Friday, June 15, 2001

Land Use Commission
rejects Sierra Club’s
development request

By Diana Leone

The state Land Use Commission has turned down a Sierra Club request for tighter rules to slow development of agricultural land for "luxury mansions."

Developers have been circumventing the scrutiny of the state Land Use Commission and should have to face it when their projects are clearly not an agricultural use, Sierra Club member David Kimo Frankel told the commission yesterday.

"We're not attempting to prohibit development, but to insure that the public has a right to participate in decisions regarding development," Frankel said.

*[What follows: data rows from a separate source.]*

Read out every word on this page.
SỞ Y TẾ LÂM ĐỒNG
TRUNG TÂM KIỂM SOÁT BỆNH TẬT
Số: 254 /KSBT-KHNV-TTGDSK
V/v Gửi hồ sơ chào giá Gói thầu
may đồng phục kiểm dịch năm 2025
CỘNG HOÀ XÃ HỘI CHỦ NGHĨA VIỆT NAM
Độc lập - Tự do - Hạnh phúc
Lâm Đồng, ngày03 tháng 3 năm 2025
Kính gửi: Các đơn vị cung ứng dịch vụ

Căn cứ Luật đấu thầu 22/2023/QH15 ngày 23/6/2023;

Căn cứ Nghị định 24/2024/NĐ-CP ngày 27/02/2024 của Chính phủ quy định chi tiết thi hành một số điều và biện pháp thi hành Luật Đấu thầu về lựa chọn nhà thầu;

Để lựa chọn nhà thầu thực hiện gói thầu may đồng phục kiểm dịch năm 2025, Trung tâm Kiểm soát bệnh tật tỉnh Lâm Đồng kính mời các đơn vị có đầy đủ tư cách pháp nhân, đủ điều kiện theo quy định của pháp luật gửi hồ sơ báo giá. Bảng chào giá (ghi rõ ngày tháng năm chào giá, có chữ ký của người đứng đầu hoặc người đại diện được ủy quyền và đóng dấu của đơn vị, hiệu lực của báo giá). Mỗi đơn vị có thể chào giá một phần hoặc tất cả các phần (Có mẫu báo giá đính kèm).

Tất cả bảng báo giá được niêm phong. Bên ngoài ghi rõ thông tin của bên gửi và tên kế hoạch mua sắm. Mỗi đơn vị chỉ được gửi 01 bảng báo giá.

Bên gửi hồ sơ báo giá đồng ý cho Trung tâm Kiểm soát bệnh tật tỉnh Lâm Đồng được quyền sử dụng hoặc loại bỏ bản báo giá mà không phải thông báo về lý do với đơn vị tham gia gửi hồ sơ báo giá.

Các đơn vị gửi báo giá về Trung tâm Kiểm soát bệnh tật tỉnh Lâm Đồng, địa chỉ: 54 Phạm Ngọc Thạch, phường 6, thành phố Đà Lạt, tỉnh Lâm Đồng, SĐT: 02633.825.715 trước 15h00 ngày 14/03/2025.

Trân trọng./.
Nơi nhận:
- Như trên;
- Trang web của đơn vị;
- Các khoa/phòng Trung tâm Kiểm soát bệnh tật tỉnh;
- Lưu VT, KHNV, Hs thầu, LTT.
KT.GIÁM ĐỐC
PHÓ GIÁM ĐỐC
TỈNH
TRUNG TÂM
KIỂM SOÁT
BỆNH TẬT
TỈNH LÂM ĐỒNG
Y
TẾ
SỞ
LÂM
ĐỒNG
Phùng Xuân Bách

But five of the six commissioners present for the meeting voted not to change its rules along the lines the Sierra Club suggested. The commission will explain its reasoning in a formal order, possibly at its June 28 meeting, said its executive officer, Anthony J.H. Ching.

The Sierra Club proposal asked that:

>> In assessing whether a project is agricultural, the commission should examine it as a whole, not piecemeal.

>> A proposed subdivision should have to prove it really is agricultural if it includes any one of these elements: gated or limited entry; houses situated along golf course fairways; covenants that restrict any agricultural practices; resortlike features; or house prices that exceed the median price of houses in the state.

>> Dwellings on agricultural land should not be larger than 3,500 square feet.

Frankel testified that overly broad interpretations of what is allowed on agriculture land are fostering urban sprawl, trampling on native Hawaiian rights and destroying natural resources. He gave as an example a development on agricultural land in Kauai that prohibits aviaries, slaughterhouses, pig or poultry farming -- "yet they told the county of Kauai that this is an agricultural subdivision."

Several people testified that they think the state Legislature, rather than the Land Use Commission, needs to take up questions of what should be allowed on agriculture land. Others noted that most of the developments on agriculture land have been approved by counties.

All land in the state is in one of four categories: agriculture, conservation, urban or rural.

"This is a complex issue. It's not going to go away," said Commissioner Roy Catalani, who was the lone commissioner voting to take up the Sierra Club's suggestion as the basis for changing its rules.

Commissioner Bruce Coppa said after the meeting that he believes in "home rule" -- that counties should regulate what happens, rather than the state.